The Squird Species in Nycos | World Anvil
Nycos is the magical world behind the NycosRPG System. Created by Jonathan Albin, and tried, tested, and tempered by RPG players for more than four decades. All Rights Reserved,

The Squird

Burple Squird

One of the most sophisticated creatures on Nycos, the Squird life cycle has four stages.

First Flora

It begins as a flowering ground cover similar to Edelweiss, a white flowering puffball that covers the hillsides and early spring. The plant grows like ground cover, quickly expanding its area year over year, dominating other life forms in its path. Once the flowers have been germinated, the plant converts the tiny flowers into tiny Dandy-lion like seedlings. manifesting visually as puffballs that drift on the wind.

First Fauna

When the puff balls reach atmospheric moisture, they enter the second stage being, changing color to a bright lavender airborne jellyfish, motile but unintelligent. They drift along in large schools and mate by contact with others of their kind, in a kind of ecstatic dance in the clouds. They continue in this form until the cloud they inhabit comes into contact with freezing conditions. The germinated jellies then falls out of the sky, as shriveled husks, rich in magic and pregnant with possibilities,

Secondary Flora

In doing so they become the third stage, the husk bearing fertilized biomass that germinates into a second plant stage. This time, they are Broad and leafy Vines, which produce in time a fruit that freakishly resembles oversize and obscenely erect kiwi fruit. Oh, and the fruit "purrs" when contented.

Secondary Fauna

As they attain adulthood the furry egg hatches the final stage Squird.
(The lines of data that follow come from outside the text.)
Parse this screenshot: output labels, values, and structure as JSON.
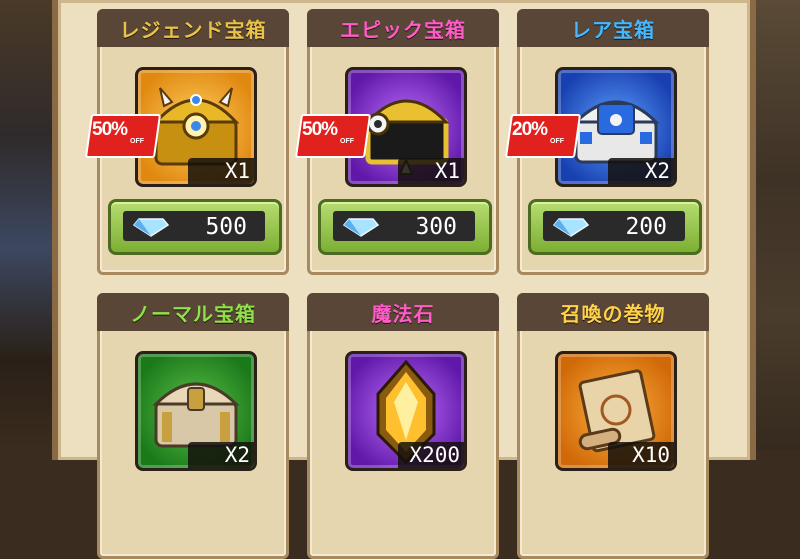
{
  "shop": {
    "items": [
      {
        "title": "レジェンド宝箱",
        "title_color": "#e9c24a",
        "frame_color": "#f0a020",
        "qty": "X1",
        "discount": "50%",
        "discount_suffix": "OFF",
        "price": "500",
        "icon": "legend-chest-icon"
      },
      {
        "title": "エピック宝箱",
        "title_color": "#ff5cc8",
        "frame_color": "#8a2fd0",
        "qty": "X1",
        "discount": "50%",
        "discount_suffix": "OFF",
        "price": "300",
        "icon": "epic-chest-icon"
      },
      {
        "title": "レア宝箱",
        "title_color": "#45b8ff",
        "frame_color": "#2060d8",
        "qty": "X2",
        "discount": "20%",
        "discount_suffix": "OFF",
        "price": "200",
        "icon": "rare-chest-icon"
      },
      {
        "title": "ノーマル宝箱",
        "title_color": "#8fe04a",
        "frame_color": "#2a9a2a",
        "qty": "X2",
        "price": "",
        "icon": "normal-chest-icon"
      },
      {
        "title": "魔法石",
        "title_color": "#ff5cc8",
        "frame_color": "#8a2fd0",
        "qty": "X200",
        "price": "",
        "icon": "magic-stone-icon"
      },
      {
        "title": "召喚の巻物",
        "title_color": "#ffd24a",
        "frame_color": "#f08a18",
        "qty": "X10",
        "price": "",
        "icon": "summon-scroll-icon"
      }
    ]
  }
}
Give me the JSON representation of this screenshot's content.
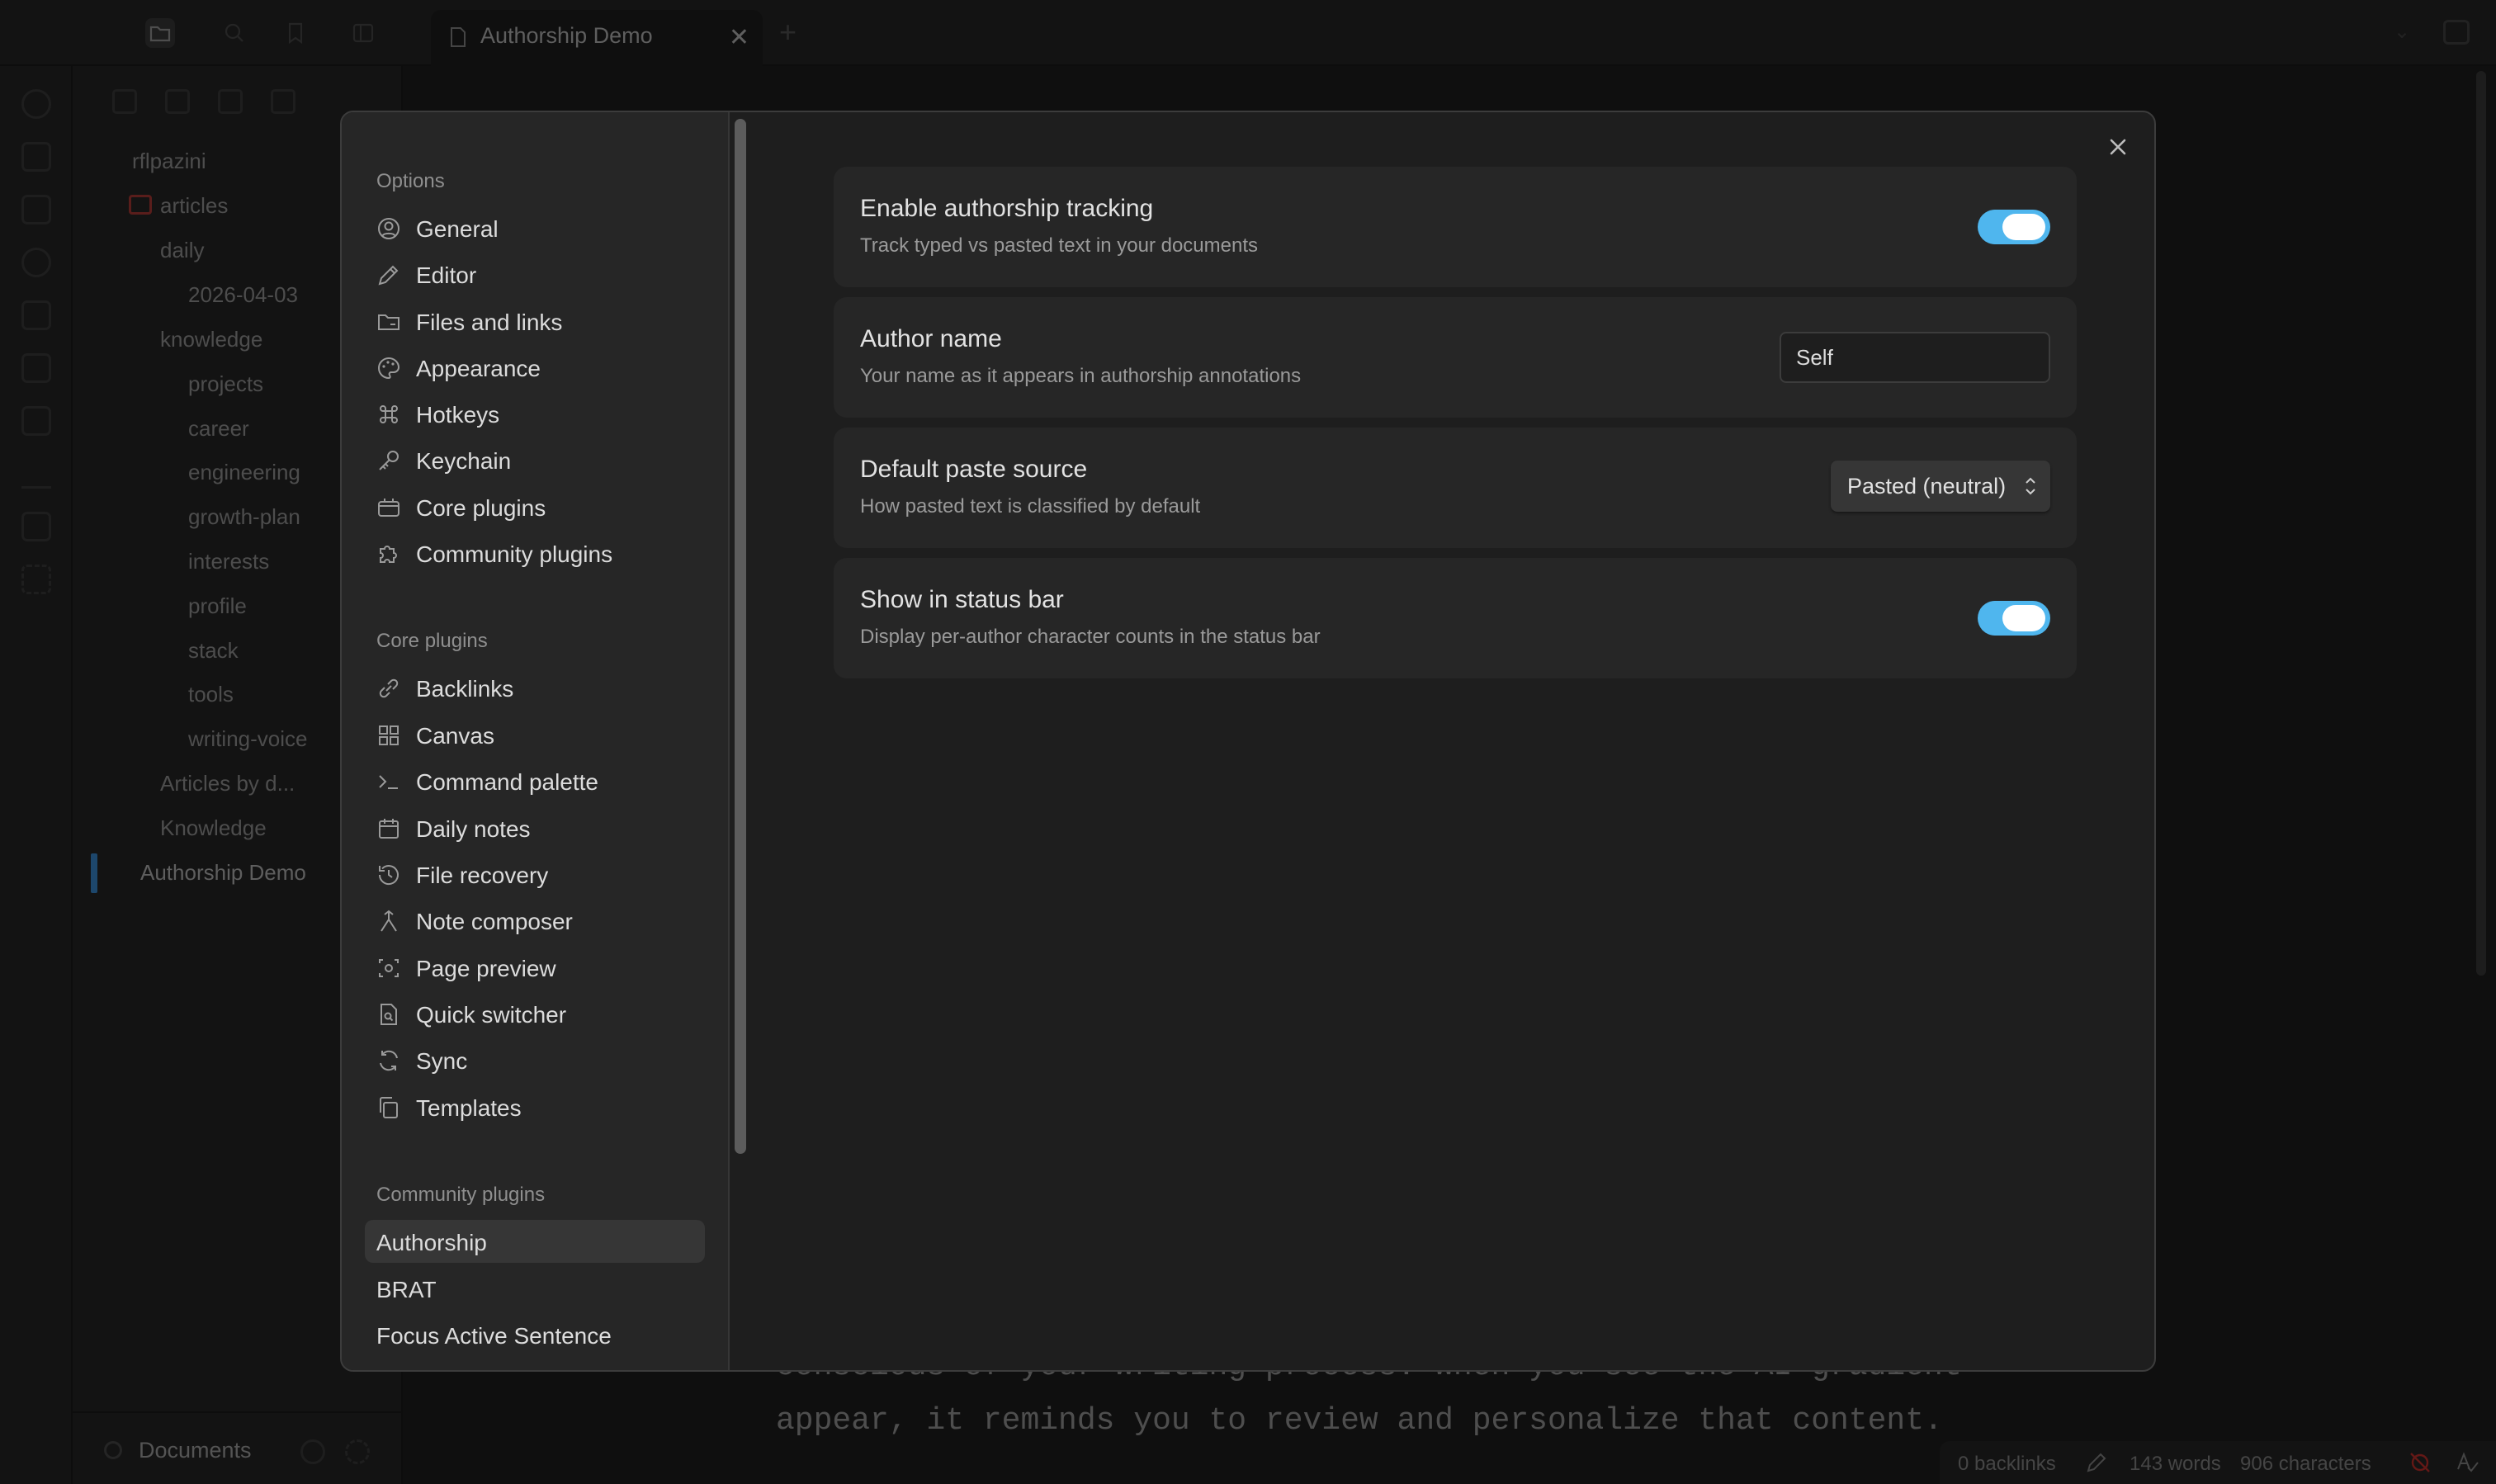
{
  "titlebar": {
    "tab_title": "Authorship Demo"
  },
  "filetree": {
    "vault_name": "rflpazini",
    "items": [
      {
        "label": "articles"
      },
      {
        "label": "daily"
      },
      {
        "label": "2026-04-03"
      },
      {
        "label": "knowledge"
      },
      {
        "label": "projects"
      },
      {
        "label": "career"
      },
      {
        "label": "engineering"
      },
      {
        "label": "growth-plan"
      },
      {
        "label": "interests"
      },
      {
        "label": "profile"
      },
      {
        "label": "stack"
      },
      {
        "label": "tools"
      },
      {
        "label": "writing-voice"
      },
      {
        "label": "Articles by d..."
      },
      {
        "label": "Knowledge"
      },
      {
        "label": "Authorship Demo"
      }
    ],
    "bottom_label": "Documents"
  },
  "editor": {
    "line1": "conscious of your writing process. When you see the AI gradient",
    "line2": "appear, it reminds you to review and personalize that content."
  },
  "statusbar": {
    "backlinks": "0 backlinks",
    "words": "143 words",
    "characters": "906 characters"
  },
  "settings_sidebar": {
    "options_header": "Options",
    "options": [
      {
        "label": "General",
        "icon": "user-circle-icon"
      },
      {
        "label": "Editor",
        "icon": "pencil-icon"
      },
      {
        "label": "Files and links",
        "icon": "folder-link-icon"
      },
      {
        "label": "Appearance",
        "icon": "palette-icon"
      },
      {
        "label": "Hotkeys",
        "icon": "command-icon"
      },
      {
        "label": "Keychain",
        "icon": "key-icon"
      },
      {
        "label": "Core plugins",
        "icon": "plug-box-icon"
      },
      {
        "label": "Community plugins",
        "icon": "puzzle-icon"
      }
    ],
    "core_header": "Core plugins",
    "core": [
      {
        "label": "Backlinks",
        "icon": "link-icon"
      },
      {
        "label": "Canvas",
        "icon": "grid-icon"
      },
      {
        "label": "Command palette",
        "icon": "terminal-icon"
      },
      {
        "label": "Daily notes",
        "icon": "calendar-icon"
      },
      {
        "label": "File recovery",
        "icon": "history-icon"
      },
      {
        "label": "Note composer",
        "icon": "merge-icon"
      },
      {
        "label": "Page preview",
        "icon": "eye-scan-icon"
      },
      {
        "label": "Quick switcher",
        "icon": "file-search-icon"
      },
      {
        "label": "Sync",
        "icon": "sync-icon"
      },
      {
        "label": "Templates",
        "icon": "copy-icon"
      }
    ],
    "community_header": "Community plugins",
    "community": [
      {
        "label": "Authorship"
      },
      {
        "label": "BRAT"
      },
      {
        "label": "Focus Active Sentence"
      }
    ]
  },
  "settings": {
    "tracking": {
      "name": "Enable authorship tracking",
      "desc": "Track typed vs pasted text in your documents",
      "enabled": true
    },
    "author": {
      "name": "Author name",
      "desc": "Your name as it appears in authorship annotations",
      "value": "Self"
    },
    "paste_source": {
      "name": "Default paste source",
      "desc": "How pasted text is classified by default",
      "value": "Pasted (neutral)"
    },
    "status_bar": {
      "name": "Show in status bar",
      "desc": "Display per-author character counts in the status bar",
      "enabled": true
    }
  },
  "colors": {
    "accent_toggle": "#4fb6ee",
    "active_file_bar": "#3b8ed8",
    "articles_icon": "#c9302c"
  }
}
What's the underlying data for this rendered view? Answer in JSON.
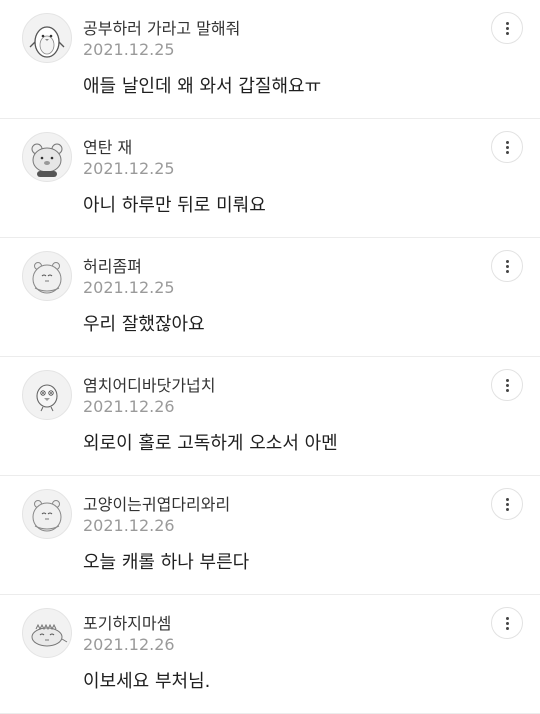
{
  "comments": [
    {
      "nickname": "공부하러 가라고 말해줘",
      "date": "2021.12.25",
      "text": "애들 날인데 왜 와서 갑질해요ㅠ",
      "avatar_icon": "penguin-icon"
    },
    {
      "nickname": "연탄 재",
      "date": "2021.12.25",
      "text": "아니 하루만 뒤로 미뤄요",
      "avatar_icon": "bear-icon"
    },
    {
      "nickname": "허리좀펴",
      "date": "2021.12.25",
      "text": "우리 잘했잖아요",
      "avatar_icon": "hamster-icon"
    },
    {
      "nickname": "염치어디바닷가넙치",
      "date": "2021.12.26",
      "text": "외로이 홀로 고독하게 오소서 아멘",
      "avatar_icon": "chick-icon"
    },
    {
      "nickname": "고양이는귀엽다리와리",
      "date": "2021.12.26",
      "text": "오늘 캐롤 하나 부른다",
      "avatar_icon": "hamster-icon"
    },
    {
      "nickname": "포기하지마셈",
      "date": "2021.12.26",
      "text": "이보세요 부처님.",
      "avatar_icon": "dinosaur-icon"
    }
  ],
  "more_button_icon": "more-vertical-icon"
}
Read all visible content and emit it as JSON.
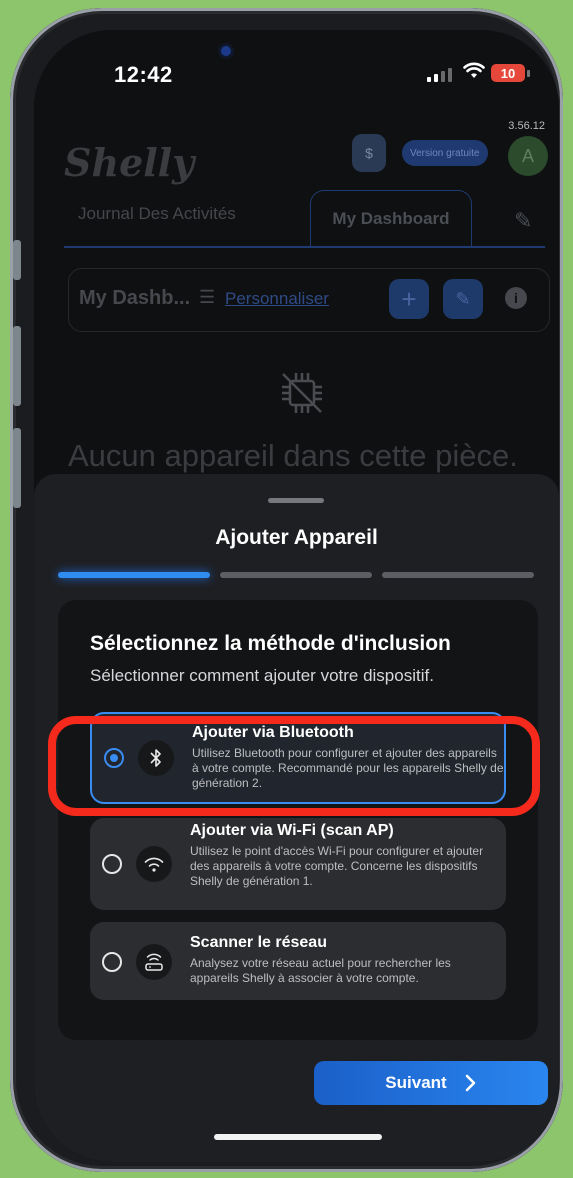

It is a bird approximately the size of a dodo, with the beak a parrot, scrawny neck, and mesmerizing eyes. Its eyes are the size of a silver dollar, radial in appearance, kaleidoscopes of color that shift and change all the time. Though it does resemble a bird, the Squird cannot fly, even for short distances. It simply is not coordinated enough to do so. On the ground, it waddles on webbed and clawed feet, which seem more suited to an oversized goose. Should it fall from any height, it flaps and spasms, as if trying to coordinate its movement. It glides with the ease and grace of a pumpkin. The head flops around at the end of the neck and isn't actually the carrier of the brain of the creature, only an appendage that gathers food for itwhen, by happy coincidence, the head actually comes into contact with edible morsels. Literally, of anything it can hork down its graceless and flaccid neck.
To make matters worse, it has a feathery protuberance on top of the head like a combination between an anemone and a coxcomb that twists and writhes constantly and alerts to any sound.
In the males, there is also has a fleshy chest ruff that it can puff out when it is frightened. If it has one 'gift It is extremely prolific at producing guano, and it is from this guano that the first stage ultimately develops again. It is for this one similarity that the Squird and the Phenx are sometimes thought to be related, though there is absolutely no evidence otherwise to support this theory.

Practical use of Squird

The Squird has several commercial uses and thus is hunted in each of the four forms.
The edelweiss-like flowers are harvested when available, and are stuffed into pillows, said to have a protective property that wards against nightmares and promotes lucid dreaming. As a material component, certain spellcasters swear it breaks down the border between Nycos and Asomatum. the plane of the Dreamlands.
The puffballs can be used in creating airships, but must be gathered in a moisture-free environment, and kept dry. In such a way, Dirigibles and other lighter than aircraft can be built, as the flight mechanism of the puffballs seems virtually eternal, only failing if they get wet, or if they escape their containment.
The flying Jellyfish form, one of the few remaining species that actually developed flight independent of the Rune Magic that made sealife fly, has arguably the most marketable value as a hallucinogen and stimulant with alcohol-like addictiveness. Various forms of Burple, the paste made from the Jellies, include a Burple spread directly, as a basis for a kind of wine, dried into concentrated strips like dried fruit, powdered and sniffed like tobacco snuff, or, in an extreme case, rubbed into the pores of the skin or placed under the tongue for an instantaneous and extreme effect.